Parc national de Phu Sang
Lové dans la chaîne montagneuse de Phi Pan Man, en bordure du pays lao, le
parc national de Phu Sang est, pour ses grottes, ses rivières et ses
nombreuses sources chaudes, un choix pour les randonnées, populaire dans
le nord de la Thaïlande.
Immensément riche en parcs nationaux, la ville thaïlandaise de Chiang Rai
s'affirme dans le marché du tourisme nature. Lors de votre prochain voyage en
Thaïlande dans cette partie septentrionale du pays, pensez à faire une halte
dans le parc forestier de Phu Sang.
Vous goûterez à un havre de paix absolu une fois que vous aurez poussé les
portes du parc. Des paysages de rizières, de lacs, de cascade, de falaises
herbeuses et de temples perchés en hauteur se déroulent devant vous, révélant
l'univers mystérieux et légendaire du Triangle d'Or. Vous camperez en
pleine nature, vous explorerez la chute d'eau de Phu Sang, vous avancerez
sur des sentiers de crête bordés d'affleurements et de ravins profonds.
Peu connu et moins fréquenté que le parc voisin de Phu Chia Fa, le parc national
de Phu Sang reste un charmant endroit pour se détendre, se mettre au vert ou
profiter d'une excursion en famille le temps d'un bref séjour à Chiang Rai.

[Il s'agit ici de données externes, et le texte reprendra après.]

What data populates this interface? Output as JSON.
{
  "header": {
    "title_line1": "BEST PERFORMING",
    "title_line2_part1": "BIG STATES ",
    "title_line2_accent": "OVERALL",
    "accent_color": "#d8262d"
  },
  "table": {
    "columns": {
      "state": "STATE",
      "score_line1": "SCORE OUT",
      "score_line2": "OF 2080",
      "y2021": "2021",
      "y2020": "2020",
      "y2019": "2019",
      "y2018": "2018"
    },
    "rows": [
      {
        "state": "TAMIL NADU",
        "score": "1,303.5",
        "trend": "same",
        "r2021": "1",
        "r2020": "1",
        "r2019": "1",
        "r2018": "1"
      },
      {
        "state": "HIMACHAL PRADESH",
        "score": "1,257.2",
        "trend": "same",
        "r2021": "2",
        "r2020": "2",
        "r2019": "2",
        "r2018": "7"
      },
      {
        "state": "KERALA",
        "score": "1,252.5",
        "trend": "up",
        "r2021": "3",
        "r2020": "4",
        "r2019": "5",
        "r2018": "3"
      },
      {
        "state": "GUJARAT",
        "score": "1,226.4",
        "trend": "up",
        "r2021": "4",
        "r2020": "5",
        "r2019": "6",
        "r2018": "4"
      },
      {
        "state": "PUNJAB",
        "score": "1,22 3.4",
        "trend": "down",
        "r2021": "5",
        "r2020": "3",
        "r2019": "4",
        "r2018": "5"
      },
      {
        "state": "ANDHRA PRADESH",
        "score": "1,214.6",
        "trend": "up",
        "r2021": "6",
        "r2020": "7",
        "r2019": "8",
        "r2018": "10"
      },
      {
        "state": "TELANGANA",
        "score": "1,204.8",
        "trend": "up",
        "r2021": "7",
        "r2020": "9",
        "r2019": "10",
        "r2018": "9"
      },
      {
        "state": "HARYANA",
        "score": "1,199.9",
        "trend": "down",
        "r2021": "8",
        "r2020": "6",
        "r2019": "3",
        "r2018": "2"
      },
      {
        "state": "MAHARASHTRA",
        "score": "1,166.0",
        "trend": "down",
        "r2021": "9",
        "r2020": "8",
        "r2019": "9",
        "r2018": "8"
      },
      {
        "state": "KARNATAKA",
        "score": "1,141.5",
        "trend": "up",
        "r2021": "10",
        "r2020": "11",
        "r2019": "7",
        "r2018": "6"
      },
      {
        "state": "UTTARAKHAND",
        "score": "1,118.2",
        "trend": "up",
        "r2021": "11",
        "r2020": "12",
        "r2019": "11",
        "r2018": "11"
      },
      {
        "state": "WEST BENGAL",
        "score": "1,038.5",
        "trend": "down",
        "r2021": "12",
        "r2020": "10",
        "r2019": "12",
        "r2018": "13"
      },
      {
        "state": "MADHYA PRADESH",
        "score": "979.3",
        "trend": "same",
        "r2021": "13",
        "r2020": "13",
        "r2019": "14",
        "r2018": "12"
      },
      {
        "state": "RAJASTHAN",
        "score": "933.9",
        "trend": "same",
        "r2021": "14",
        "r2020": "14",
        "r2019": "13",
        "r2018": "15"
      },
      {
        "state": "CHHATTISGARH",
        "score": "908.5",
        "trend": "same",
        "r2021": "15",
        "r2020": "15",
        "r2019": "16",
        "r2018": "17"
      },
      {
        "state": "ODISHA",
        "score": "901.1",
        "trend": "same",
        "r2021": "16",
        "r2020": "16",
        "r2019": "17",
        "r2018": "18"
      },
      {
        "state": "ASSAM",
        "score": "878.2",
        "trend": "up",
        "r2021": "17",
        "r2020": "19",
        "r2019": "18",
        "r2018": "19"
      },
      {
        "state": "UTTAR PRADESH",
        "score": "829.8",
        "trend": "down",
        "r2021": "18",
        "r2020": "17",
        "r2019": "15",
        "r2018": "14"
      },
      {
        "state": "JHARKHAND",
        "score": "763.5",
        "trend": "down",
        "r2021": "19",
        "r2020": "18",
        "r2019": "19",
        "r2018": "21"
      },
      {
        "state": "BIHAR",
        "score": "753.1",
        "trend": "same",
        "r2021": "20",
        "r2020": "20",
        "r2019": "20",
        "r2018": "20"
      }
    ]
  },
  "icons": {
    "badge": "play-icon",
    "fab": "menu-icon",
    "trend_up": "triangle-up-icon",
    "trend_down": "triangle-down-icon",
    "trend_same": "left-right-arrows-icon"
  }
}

Présentation générale du parc
La fondation du parc remonte à l'an 2000. Le relief est vallonné et montagneux,
entouré par les hautes falaises basaltiques de Phi Pan Nam. Le potentiel
hydrologique du site a certainement joué dans la décision du Gouvernement d'en
faire une aire protégée. La préservation des chutes d'eau est une nécessité pour
irriguer les rizières et maintenir la production et la sécurité alimentaire des
populations riveraines. D'un point de vue géographique, le parc marque la
frontière naturelle entre la Thaïlande et le Laos.

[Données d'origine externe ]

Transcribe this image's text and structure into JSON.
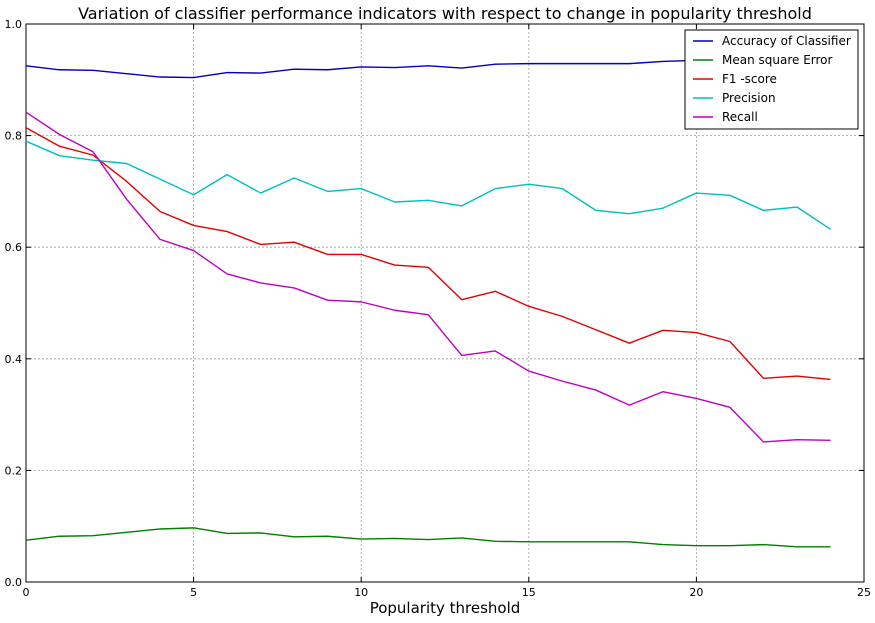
{
  "chart_data": {
    "type": "line",
    "title": "Variation of classifier performance indicators with respect to change in popularity threshold",
    "xlabel": "Popularity threshold",
    "ylabel": "",
    "xlim": [
      0,
      25
    ],
    "ylim": [
      0.0,
      1.0
    ],
    "xticks": [
      0,
      5,
      10,
      15,
      20,
      25
    ],
    "yticks": [
      0.0,
      0.2,
      0.4,
      0.6,
      0.8,
      1.0
    ],
    "xtick_labels": [
      "0",
      "5",
      "10",
      "15",
      "20",
      "25"
    ],
    "ytick_labels": [
      "0.0",
      "0.2",
      "0.4",
      "0.6",
      "0.8",
      "1.0"
    ],
    "grid": true,
    "legend_position": "top-right",
    "x": [
      0,
      1,
      2,
      3,
      4,
      5,
      6,
      7,
      8,
      9,
      10,
      11,
      12,
      13,
      14,
      15,
      16,
      17,
      18,
      19,
      20,
      21,
      22,
      23,
      24
    ],
    "series": [
      {
        "name": "Accuracy of Classifier",
        "color": "#0000bf",
        "values": [
          0.925,
          0.918,
          0.917,
          0.911,
          0.905,
          0.904,
          0.913,
          0.912,
          0.919,
          0.918,
          0.923,
          0.922,
          0.925,
          0.921,
          0.928,
          0.929,
          0.929,
          0.929,
          0.929,
          0.933,
          0.935,
          0.936,
          0.937,
          0.938,
          0.938
        ]
      },
      {
        "name": "Mean square Error",
        "color": "#007f00",
        "values": [
          0.075,
          0.082,
          0.083,
          0.089,
          0.095,
          0.097,
          0.087,
          0.088,
          0.081,
          0.082,
          0.077,
          0.078,
          0.076,
          0.079,
          0.073,
          0.072,
          0.072,
          0.072,
          0.072,
          0.067,
          0.065,
          0.065,
          0.067,
          0.063,
          0.063
        ]
      },
      {
        "name": "F1 -score",
        "color": "#e50000",
        "values": [
          0.814,
          0.781,
          0.765,
          0.718,
          0.664,
          0.639,
          0.628,
          0.605,
          0.609,
          0.587,
          0.587,
          0.568,
          0.564,
          0.506,
          0.521,
          0.494,
          0.476,
          0.452,
          0.428,
          0.451,
          0.447,
          0.431,
          0.365,
          0.369,
          0.363
        ]
      },
      {
        "name": "Precision",
        "color": "#00bfbf",
        "values": [
          0.79,
          0.764,
          0.756,
          0.75,
          0.722,
          0.694,
          0.73,
          0.697,
          0.724,
          0.7,
          0.705,
          0.681,
          0.684,
          0.674,
          0.705,
          0.713,
          0.705,
          0.666,
          0.66,
          0.67,
          0.697,
          0.693,
          0.666,
          0.672,
          0.632
        ]
      },
      {
        "name": "Recall",
        "color": "#bf00bf",
        "values": [
          0.842,
          0.802,
          0.771,
          0.686,
          0.614,
          0.594,
          0.552,
          0.536,
          0.527,
          0.505,
          0.502,
          0.487,
          0.479,
          0.406,
          0.414,
          0.378,
          0.36,
          0.344,
          0.317,
          0.341,
          0.329,
          0.313,
          0.251,
          0.255,
          0.254
        ]
      }
    ]
  }
}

Où se trouve le siège du parc ?
Le parc national de Phu Sang se trouve à cheval entre Phayao et Chiang Rai,
englobant sur une superficie de 738 km2 les districts de Thoeng, de Chiang Kham
et de Phu Sang. Si vous êtes à la recherche d'un paradis sauvage dans l'Extrême-
Nord du Pays du Sourire, visiter le parc est une excellente idée. Comptez 2
heures de voiture au départ de Chiang Rai et 1 heure et demie au départ de
Phayao.
Faune et flore du parc
Le règne animal est représenté principalement par les herbivores ongulés, à
l'exemple des cerfs aboyeurs, des sambars et des cerfs-souris de Java. Les
sangliers et les lièvres birmans courent librement entre les clairières. Mais les
grands mammifères sont rares et assez difficiles à traquer.

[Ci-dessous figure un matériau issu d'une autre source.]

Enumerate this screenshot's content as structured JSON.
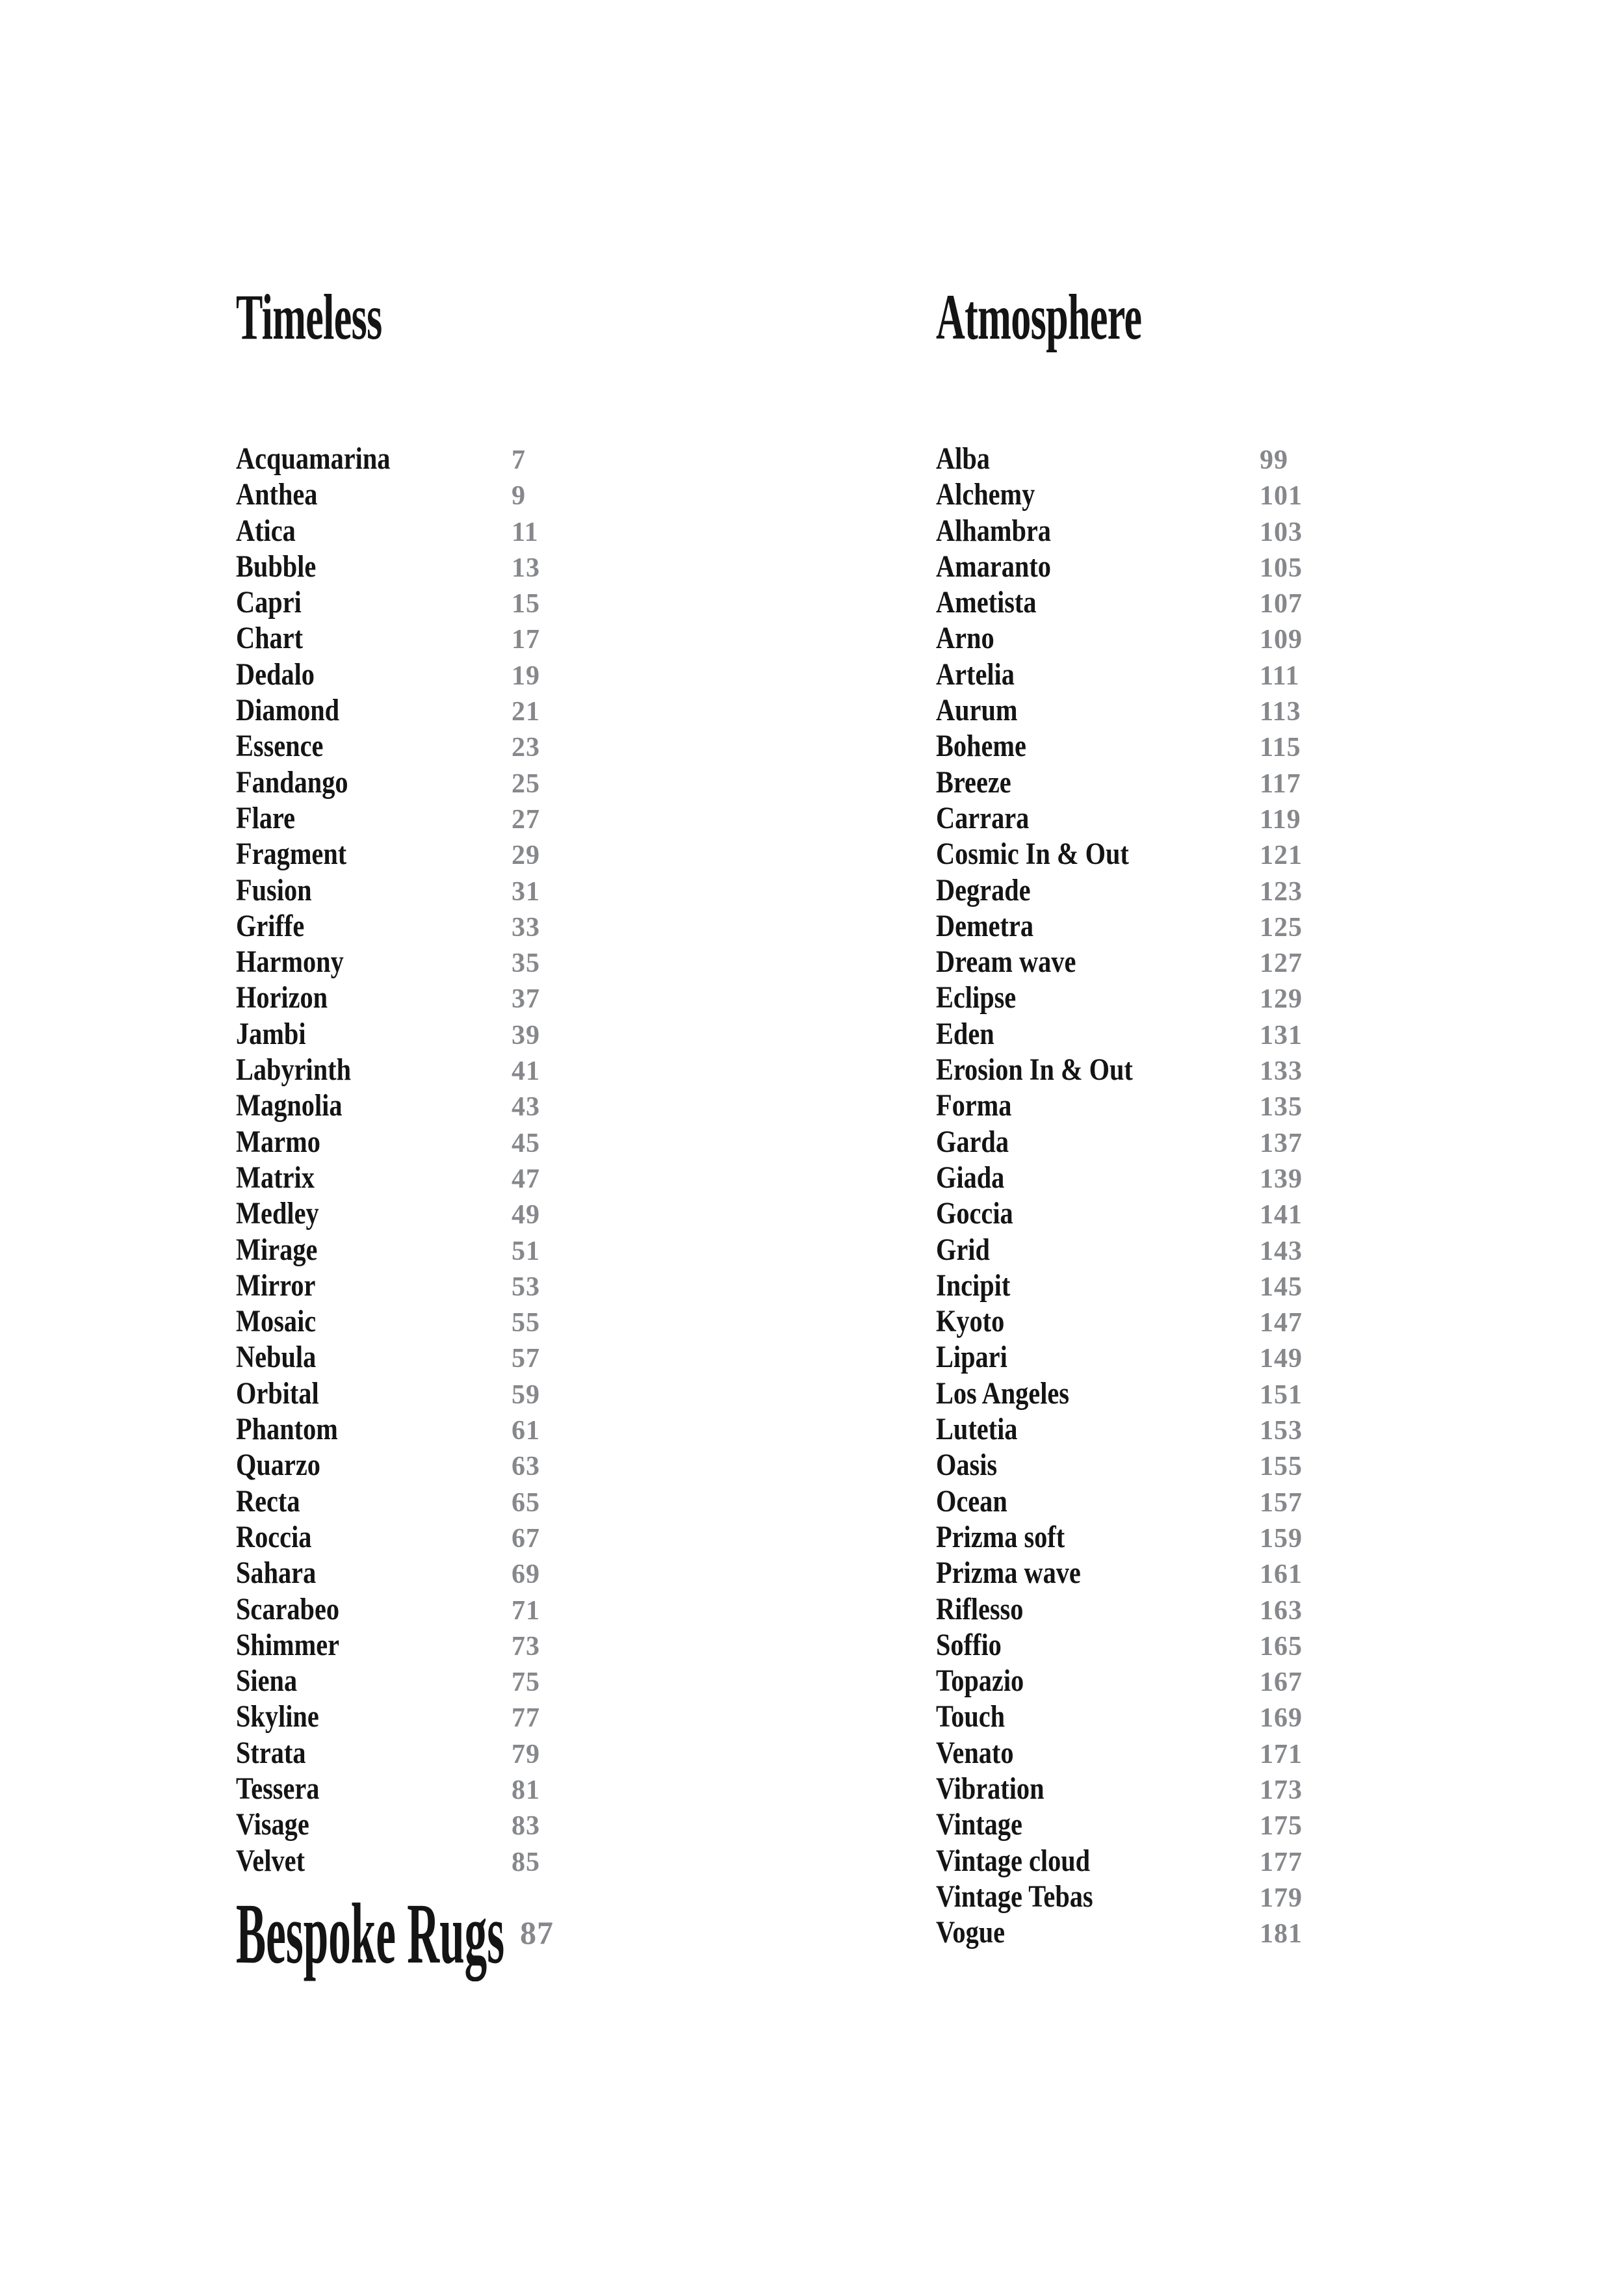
{
  "page": {
    "background": "#ffffff",
    "text_color": "#141414",
    "page_number_color": "#86888c"
  },
  "sections": [
    {
      "title": "Timeless",
      "entries": [
        {
          "name": "Acquamarina",
          "page": "7"
        },
        {
          "name": "Anthea",
          "page": "9"
        },
        {
          "name": "Atica",
          "page": "11"
        },
        {
          "name": "Bubble",
          "page": "13"
        },
        {
          "name": "Capri",
          "page": "15"
        },
        {
          "name": "Chart",
          "page": "17"
        },
        {
          "name": "Dedalo",
          "page": "19"
        },
        {
          "name": "Diamond",
          "page": "21"
        },
        {
          "name": "Essence",
          "page": "23"
        },
        {
          "name": "Fandango",
          "page": "25"
        },
        {
          "name": "Flare",
          "page": "27"
        },
        {
          "name": "Fragment",
          "page": "29"
        },
        {
          "name": "Fusion",
          "page": "31"
        },
        {
          "name": "Griffe",
          "page": "33"
        },
        {
          "name": "Harmony",
          "page": "35"
        },
        {
          "name": "Horizon",
          "page": "37"
        },
        {
          "name": "Jambi",
          "page": "39"
        },
        {
          "name": "Labyrinth",
          "page": "41"
        },
        {
          "name": "Magnolia",
          "page": "43"
        },
        {
          "name": "Marmo",
          "page": "45"
        },
        {
          "name": "Matrix",
          "page": "47"
        },
        {
          "name": "Medley",
          "page": "49"
        },
        {
          "name": "Mirage",
          "page": "51"
        },
        {
          "name": "Mirror",
          "page": "53"
        },
        {
          "name": "Mosaic",
          "page": "55"
        },
        {
          "name": "Nebula",
          "page": "57"
        },
        {
          "name": "Orbital",
          "page": "59"
        },
        {
          "name": "Phantom",
          "page": "61"
        },
        {
          "name": "Quarzo",
          "page": "63"
        },
        {
          "name": "Recta",
          "page": "65"
        },
        {
          "name": "Roccia",
          "page": "67"
        },
        {
          "name": "Sahara",
          "page": "69"
        },
        {
          "name": "Scarabeo",
          "page": "71"
        },
        {
          "name": "Shimmer",
          "page": "73"
        },
        {
          "name": "Siena",
          "page": "75"
        },
        {
          "name": "Skyline",
          "page": "77"
        },
        {
          "name": "Strata",
          "page": "79"
        },
        {
          "name": "Tessera",
          "page": "81"
        },
        {
          "name": "Visage",
          "page": "83"
        },
        {
          "name": "Velvet",
          "page": "85"
        }
      ]
    },
    {
      "title": "Atmosphere",
      "entries": [
        {
          "name": "Alba",
          "page": "99"
        },
        {
          "name": "Alchemy",
          "page": "101"
        },
        {
          "name": "Alhambra",
          "page": "103"
        },
        {
          "name": "Amaranto",
          "page": "105"
        },
        {
          "name": "Ametista",
          "page": "107"
        },
        {
          "name": "Arno",
          "page": "109"
        },
        {
          "name": "Artelia",
          "page": "111"
        },
        {
          "name": "Aurum",
          "page": "113"
        },
        {
          "name": "Boheme",
          "page": "115"
        },
        {
          "name": "Breeze",
          "page": "117"
        },
        {
          "name": "Carrara",
          "page": "119"
        },
        {
          "name": "Cosmic In & Out",
          "page": "121"
        },
        {
          "name": "Degrade",
          "page": "123"
        },
        {
          "name": "Demetra",
          "page": "125"
        },
        {
          "name": "Dream wave",
          "page": "127"
        },
        {
          "name": "Eclipse",
          "page": "129"
        },
        {
          "name": "Eden",
          "page": "131"
        },
        {
          "name": "Erosion In & Out",
          "page": "133"
        },
        {
          "name": "Forma",
          "page": "135"
        },
        {
          "name": "Garda",
          "page": "137"
        },
        {
          "name": "Giada",
          "page": "139"
        },
        {
          "name": "Goccia",
          "page": "141"
        },
        {
          "name": "Grid",
          "page": "143"
        },
        {
          "name": "Incipit",
          "page": "145"
        },
        {
          "name": "Kyoto",
          "page": "147"
        },
        {
          "name": "Lipari",
          "page": "149"
        },
        {
          "name": "Los Angeles",
          "page": "151"
        },
        {
          "name": "Lutetia",
          "page": "153"
        },
        {
          "name": "Oasis",
          "page": "155"
        },
        {
          "name": "Ocean",
          "page": "157"
        },
        {
          "name": "Prizma soft",
          "page": "159"
        },
        {
          "name": "Prizma wave",
          "page": "161"
        },
        {
          "name": "Riflesso",
          "page": "163"
        },
        {
          "name": "Soffio",
          "page": "165"
        },
        {
          "name": "Topazio",
          "page": "167"
        },
        {
          "name": "Touch",
          "page": "169"
        },
        {
          "name": "Venato",
          "page": "171"
        },
        {
          "name": "Vibration",
          "page": "173"
        },
        {
          "name": "Vintage",
          "page": "175"
        },
        {
          "name": "Vintage cloud",
          "page": "177"
        },
        {
          "name": "Vintage Tebas",
          "page": "179"
        },
        {
          "name": "Vogue",
          "page": "181"
        }
      ]
    }
  ],
  "bespoke": {
    "title": "Bespoke Rugs",
    "page": "87"
  }
}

Le règne végétal réserve les plus intéressantes découvertes. Au gré de la
randonnée, vous rencontrerez certainement des arbres communs de la Péninsule
malaise relevant de la famille des diptérocarpes, des conifères ainsi que des
arbres à feuilles persistantes. Le parc abonde particulièrement en espèces de
bambous.
Sélection d'activités
Sur un terrain montagneux allant de 440 à 1 584 mètres d'altitude, le parc de
Phu Sang déploie une succession de paysages remarquables. La randonnée
exceptée, d'autres activités récréatives figurent au programme :
Visiter une charmante cascade aux eaux chaudes
La cascade de Phu Sang, autrement appelée Namtok Wang Kaew, est
l'attraction numéro un du parc. Si sa situation en bord de route fait d'elle une
étape incontournable, son avantage majeur est d'être alimentée par une source
d'eaux thermales.
Faire une partie d'escalade
Envie d'une partie d'escalade ? Montez au sommet de Doi Pha Dam qui défie
le firmament avec ses 1 584 mètres d'altitude. La vue sur les falaises et les
rizières verdoyantes vaut franchement le coup ! L'approche du sommet peut se
faire en voiture via la route 1093 en passant par l'humble village de Ban Huak.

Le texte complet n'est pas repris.